Figure 4. Breadth and distribution of T cell responses to Ad5 15-mers.

Responses to single Ad5 15-mer peptides were mapped by IFN-γ ELISPOT in 18 HVTN 071 vaccine recipients and 14 unvaccinated HIV-uninfected SACs. Breadth (A) and distribution (B) for each targeted 15-mer are shown for 13 HVTN 071 vaccinees (open squares) and 10 SACs (gray circles) with at least 1 positive response. Red bars represent medians. (A) Total breadth as measured by the number of targeted 15-mers across all tested proteins; two overlapping 15-mers were counted as a single response. (B) Number of targeted 15-mers per Ad5 protein (fiber generated no responses).

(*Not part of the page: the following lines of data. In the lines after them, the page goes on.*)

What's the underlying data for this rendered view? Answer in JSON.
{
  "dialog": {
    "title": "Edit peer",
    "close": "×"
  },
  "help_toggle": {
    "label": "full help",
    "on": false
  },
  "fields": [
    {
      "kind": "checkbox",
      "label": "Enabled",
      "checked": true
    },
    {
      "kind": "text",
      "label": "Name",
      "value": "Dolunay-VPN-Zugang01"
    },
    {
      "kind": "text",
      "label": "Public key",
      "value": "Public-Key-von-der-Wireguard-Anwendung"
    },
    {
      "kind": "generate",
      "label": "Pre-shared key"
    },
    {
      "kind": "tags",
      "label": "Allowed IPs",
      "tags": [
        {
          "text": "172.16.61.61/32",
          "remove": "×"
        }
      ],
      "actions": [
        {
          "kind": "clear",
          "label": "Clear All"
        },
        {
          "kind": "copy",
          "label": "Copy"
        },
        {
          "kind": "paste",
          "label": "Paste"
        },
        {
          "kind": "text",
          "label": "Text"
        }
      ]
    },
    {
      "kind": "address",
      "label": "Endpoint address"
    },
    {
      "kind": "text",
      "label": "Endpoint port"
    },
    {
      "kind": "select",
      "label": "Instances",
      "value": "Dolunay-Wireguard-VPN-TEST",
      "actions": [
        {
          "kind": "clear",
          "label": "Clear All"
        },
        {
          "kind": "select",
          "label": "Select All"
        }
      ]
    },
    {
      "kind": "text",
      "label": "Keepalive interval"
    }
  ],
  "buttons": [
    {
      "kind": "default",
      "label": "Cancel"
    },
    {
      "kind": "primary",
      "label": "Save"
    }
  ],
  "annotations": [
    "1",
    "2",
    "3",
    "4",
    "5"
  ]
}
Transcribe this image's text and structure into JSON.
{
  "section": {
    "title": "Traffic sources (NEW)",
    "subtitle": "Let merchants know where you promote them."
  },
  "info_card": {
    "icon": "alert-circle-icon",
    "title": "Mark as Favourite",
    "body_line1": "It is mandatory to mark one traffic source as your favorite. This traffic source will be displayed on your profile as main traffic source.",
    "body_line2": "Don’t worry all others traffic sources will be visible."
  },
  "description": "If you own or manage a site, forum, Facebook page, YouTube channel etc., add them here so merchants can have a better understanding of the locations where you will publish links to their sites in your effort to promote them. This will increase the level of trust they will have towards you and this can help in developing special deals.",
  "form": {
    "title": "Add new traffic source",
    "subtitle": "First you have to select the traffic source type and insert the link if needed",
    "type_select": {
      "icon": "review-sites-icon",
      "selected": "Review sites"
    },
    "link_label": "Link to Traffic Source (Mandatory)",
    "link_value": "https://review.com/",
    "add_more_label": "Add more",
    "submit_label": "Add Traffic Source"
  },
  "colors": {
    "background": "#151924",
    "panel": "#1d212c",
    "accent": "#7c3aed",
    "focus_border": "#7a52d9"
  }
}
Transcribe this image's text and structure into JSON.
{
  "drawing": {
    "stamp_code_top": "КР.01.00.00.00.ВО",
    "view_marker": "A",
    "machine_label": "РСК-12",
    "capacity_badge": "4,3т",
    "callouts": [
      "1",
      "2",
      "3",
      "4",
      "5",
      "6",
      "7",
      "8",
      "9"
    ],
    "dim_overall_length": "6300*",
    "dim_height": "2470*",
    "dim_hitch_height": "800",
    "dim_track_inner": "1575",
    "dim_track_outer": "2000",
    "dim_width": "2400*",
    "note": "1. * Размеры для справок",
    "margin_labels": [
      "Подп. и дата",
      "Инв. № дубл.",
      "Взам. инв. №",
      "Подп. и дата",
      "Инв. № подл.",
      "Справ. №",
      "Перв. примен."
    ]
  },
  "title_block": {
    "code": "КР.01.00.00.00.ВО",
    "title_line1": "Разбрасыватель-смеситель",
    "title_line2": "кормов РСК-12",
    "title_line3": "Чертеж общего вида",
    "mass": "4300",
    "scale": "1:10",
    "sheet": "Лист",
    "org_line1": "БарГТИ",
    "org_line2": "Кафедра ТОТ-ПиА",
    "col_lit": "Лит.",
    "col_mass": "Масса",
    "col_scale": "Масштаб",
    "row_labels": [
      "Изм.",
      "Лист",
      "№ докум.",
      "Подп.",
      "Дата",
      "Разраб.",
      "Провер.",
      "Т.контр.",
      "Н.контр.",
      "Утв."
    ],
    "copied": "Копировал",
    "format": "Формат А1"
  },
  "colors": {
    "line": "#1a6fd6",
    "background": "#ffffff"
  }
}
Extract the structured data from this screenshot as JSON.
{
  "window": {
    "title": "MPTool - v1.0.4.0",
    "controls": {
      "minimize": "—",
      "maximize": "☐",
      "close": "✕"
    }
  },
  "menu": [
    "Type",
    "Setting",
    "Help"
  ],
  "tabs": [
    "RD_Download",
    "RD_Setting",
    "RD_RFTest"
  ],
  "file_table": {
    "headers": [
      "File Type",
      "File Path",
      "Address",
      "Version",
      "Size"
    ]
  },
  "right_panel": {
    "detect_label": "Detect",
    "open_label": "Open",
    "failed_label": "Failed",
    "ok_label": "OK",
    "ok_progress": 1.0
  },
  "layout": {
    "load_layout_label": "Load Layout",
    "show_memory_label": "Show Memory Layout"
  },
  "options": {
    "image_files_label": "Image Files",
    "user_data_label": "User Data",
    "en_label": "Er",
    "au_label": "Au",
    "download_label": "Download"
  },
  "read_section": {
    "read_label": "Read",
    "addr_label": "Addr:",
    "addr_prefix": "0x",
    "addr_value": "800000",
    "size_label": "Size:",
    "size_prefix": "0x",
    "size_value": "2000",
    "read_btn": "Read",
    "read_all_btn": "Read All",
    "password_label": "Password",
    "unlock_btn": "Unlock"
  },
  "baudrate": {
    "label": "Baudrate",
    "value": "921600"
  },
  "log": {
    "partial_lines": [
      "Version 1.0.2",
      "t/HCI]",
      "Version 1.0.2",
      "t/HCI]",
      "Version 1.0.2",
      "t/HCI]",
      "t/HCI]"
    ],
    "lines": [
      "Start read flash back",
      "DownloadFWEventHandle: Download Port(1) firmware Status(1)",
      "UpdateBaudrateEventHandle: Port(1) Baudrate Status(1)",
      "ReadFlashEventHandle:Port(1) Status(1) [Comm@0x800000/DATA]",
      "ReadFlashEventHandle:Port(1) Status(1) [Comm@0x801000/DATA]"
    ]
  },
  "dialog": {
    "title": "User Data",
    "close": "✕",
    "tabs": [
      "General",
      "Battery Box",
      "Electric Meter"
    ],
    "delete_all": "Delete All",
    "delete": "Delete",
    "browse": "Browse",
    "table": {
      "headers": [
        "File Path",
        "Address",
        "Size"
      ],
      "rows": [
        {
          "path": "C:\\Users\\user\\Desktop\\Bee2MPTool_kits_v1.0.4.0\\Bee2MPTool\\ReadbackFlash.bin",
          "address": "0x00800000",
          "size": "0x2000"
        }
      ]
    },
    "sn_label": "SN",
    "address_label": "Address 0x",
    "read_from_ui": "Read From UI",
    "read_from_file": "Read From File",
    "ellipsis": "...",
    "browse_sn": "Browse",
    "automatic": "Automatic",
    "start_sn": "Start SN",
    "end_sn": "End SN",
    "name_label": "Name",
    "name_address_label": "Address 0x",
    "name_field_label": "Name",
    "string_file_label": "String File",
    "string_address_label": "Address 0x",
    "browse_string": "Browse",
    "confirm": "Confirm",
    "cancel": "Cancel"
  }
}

Figure 5. Targeted hexon 15-mers are conserved across adenovirus serogroups.

Amino acid alignment is shown for group C adenoviruses (Ad1, Ad2, Ad5, and Ad6), Ad26 (group D), and Ad35 (group B). Light gray represents 15-mer sequences targeted in HVTN 071 vaccine recipients only; dark gray represents 15-mer sequences targeted in unvaccinated SAC subjects only; black represents 15-mer sequences recognized by participants from both cohorts.